Os
10 mais das passarelas de Milão Inverno 2010/11
Just
Cavalli
A marca filhote de Roberto Cavalli trouxe uma das coleções
mais bacanas da estação. Uma moda jovem, glamurosa
e urbana. Articulando tradições como a kilt inglesa,
os jabôs e os xadrezes, a coleção traz mix
de estampas de bichos, leggings estampadas, sobreposições
divertidas e ótimas proporções.
D&G
Também marca filhote, a D&G evocou o norte europeu
e o esqui numa coleção leve e glamurosa. Tricôs
pesados, estampas de antúrios, hot pants de tricô
e as botas de pele foram bons momentos.
Emporio Armani
Mais uma marca “menor” apavorou nesta estação.
A Emporio Armani apresentou uma coleção ladylike
cosmopolita e cheia de design, que inspira o desejo das mulheres
para o inverno. Com novas propostas de proporção
e de combinação entre peça de baixo e de
cima, a coleção é calcada no conjunto saia
e blusa, mas também traz boas calças. As bolsas
são ponto forte.
Dolce & Gabanna
A marca das lindas italianas fez mais uma coleção
feliz, que priorizou a lingerie. A dupla Domenico Dolce e Stefano
Gabbana parece ser fissurada pela intimidade das mulheres e
deixa isso transparecer em suas criações. As peças
de tricô baseadas na modelagem de lingerie são
o ponto alto numa coleção que também foca
a renda e o crochê.
Prada
Essa não foi uma coleção extraordinária,
quando se pensa na Prada. No entanto, se comparada às
outras passarelas internacionais e aos desfiles de Milão,
não tem como não admirar a mão forte e
o estilo rigoroso construído pela estilista Miuccia Prada
em sua coleção. A perversidade de seu recato e
o estranhamento causado por peças banais instiga o olhar
a descobrir as razões desta estranheza e causar um interesse
crescente por desvendá-lo. Eles são bons no que
fazem.
Emilio Pucci
A coleção vigorosa pretende amarrar uma nova clientela,
mais jovem ao universo já clássico da Pucci, apresentando
suas estampas clássicas em releituras contemporâneas
e em tonalidades mais escuras. Calças clássicas
de bom corte, vestidos curtos e charmosos, franjas e penas evocando
a sensualidade completam o novo universo da Pucci.
Moschino
A coleção da Moschino é, como sempre, caricata.

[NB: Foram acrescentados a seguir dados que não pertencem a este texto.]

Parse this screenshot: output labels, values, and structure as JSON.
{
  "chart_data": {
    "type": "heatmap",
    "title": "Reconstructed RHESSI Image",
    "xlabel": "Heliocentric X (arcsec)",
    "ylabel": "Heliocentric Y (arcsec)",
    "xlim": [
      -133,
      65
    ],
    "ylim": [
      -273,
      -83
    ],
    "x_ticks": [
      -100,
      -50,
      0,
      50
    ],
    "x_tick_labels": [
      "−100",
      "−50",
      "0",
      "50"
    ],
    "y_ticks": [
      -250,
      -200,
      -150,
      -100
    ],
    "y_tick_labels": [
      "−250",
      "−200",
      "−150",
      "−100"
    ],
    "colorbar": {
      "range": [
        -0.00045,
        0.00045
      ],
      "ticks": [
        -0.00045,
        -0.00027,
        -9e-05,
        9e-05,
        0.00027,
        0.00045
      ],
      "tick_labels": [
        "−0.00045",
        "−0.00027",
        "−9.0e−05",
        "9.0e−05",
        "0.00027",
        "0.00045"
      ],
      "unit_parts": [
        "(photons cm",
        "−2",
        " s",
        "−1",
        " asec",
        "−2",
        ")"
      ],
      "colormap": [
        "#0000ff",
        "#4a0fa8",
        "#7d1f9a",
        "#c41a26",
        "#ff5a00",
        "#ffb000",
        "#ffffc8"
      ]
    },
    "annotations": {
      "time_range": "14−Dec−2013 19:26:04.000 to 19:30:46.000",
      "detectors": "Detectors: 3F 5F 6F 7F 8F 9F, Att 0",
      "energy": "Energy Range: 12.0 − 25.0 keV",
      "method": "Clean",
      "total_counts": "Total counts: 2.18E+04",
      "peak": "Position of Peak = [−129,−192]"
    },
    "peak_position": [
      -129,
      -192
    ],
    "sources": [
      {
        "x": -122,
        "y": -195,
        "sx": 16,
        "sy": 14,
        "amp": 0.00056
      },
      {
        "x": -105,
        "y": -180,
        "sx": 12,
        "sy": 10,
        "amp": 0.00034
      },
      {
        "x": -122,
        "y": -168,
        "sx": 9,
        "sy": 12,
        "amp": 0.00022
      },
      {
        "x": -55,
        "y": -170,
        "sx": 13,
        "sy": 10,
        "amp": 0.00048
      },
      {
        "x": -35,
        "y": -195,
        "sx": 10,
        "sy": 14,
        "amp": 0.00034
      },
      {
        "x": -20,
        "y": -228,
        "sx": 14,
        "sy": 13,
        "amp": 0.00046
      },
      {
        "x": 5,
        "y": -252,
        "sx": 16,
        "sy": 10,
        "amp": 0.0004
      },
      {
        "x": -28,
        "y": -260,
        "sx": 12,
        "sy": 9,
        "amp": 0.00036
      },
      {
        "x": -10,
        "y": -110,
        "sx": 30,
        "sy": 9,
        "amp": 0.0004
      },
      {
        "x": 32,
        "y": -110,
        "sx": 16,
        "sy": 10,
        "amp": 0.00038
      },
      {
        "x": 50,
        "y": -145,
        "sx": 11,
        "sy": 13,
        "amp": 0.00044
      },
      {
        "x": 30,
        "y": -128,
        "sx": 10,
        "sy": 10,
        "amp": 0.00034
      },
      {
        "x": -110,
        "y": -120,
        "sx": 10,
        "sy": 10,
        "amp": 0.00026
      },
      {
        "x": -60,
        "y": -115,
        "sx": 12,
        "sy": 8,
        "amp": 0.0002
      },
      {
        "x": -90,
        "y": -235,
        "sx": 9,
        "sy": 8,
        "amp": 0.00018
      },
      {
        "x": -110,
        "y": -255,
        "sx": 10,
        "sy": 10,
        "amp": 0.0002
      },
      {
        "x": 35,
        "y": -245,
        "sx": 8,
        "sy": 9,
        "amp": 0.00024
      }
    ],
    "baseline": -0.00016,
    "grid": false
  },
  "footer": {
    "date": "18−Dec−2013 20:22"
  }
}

Dessa vez, foi o estilo brega do “western spaghetti”
que inspirou a equipe de estilistas. Mesmo assim, as imagens
de moda são fortes e a coleção é
do estilo “faz a bonita”.
Jil Sander
A coleção da marca cada vez mais se sofistica.
Neste inverno, o estilista Raf Simons busca, ao contrário
da maioria da marcas italianas, formas mais simples e puras.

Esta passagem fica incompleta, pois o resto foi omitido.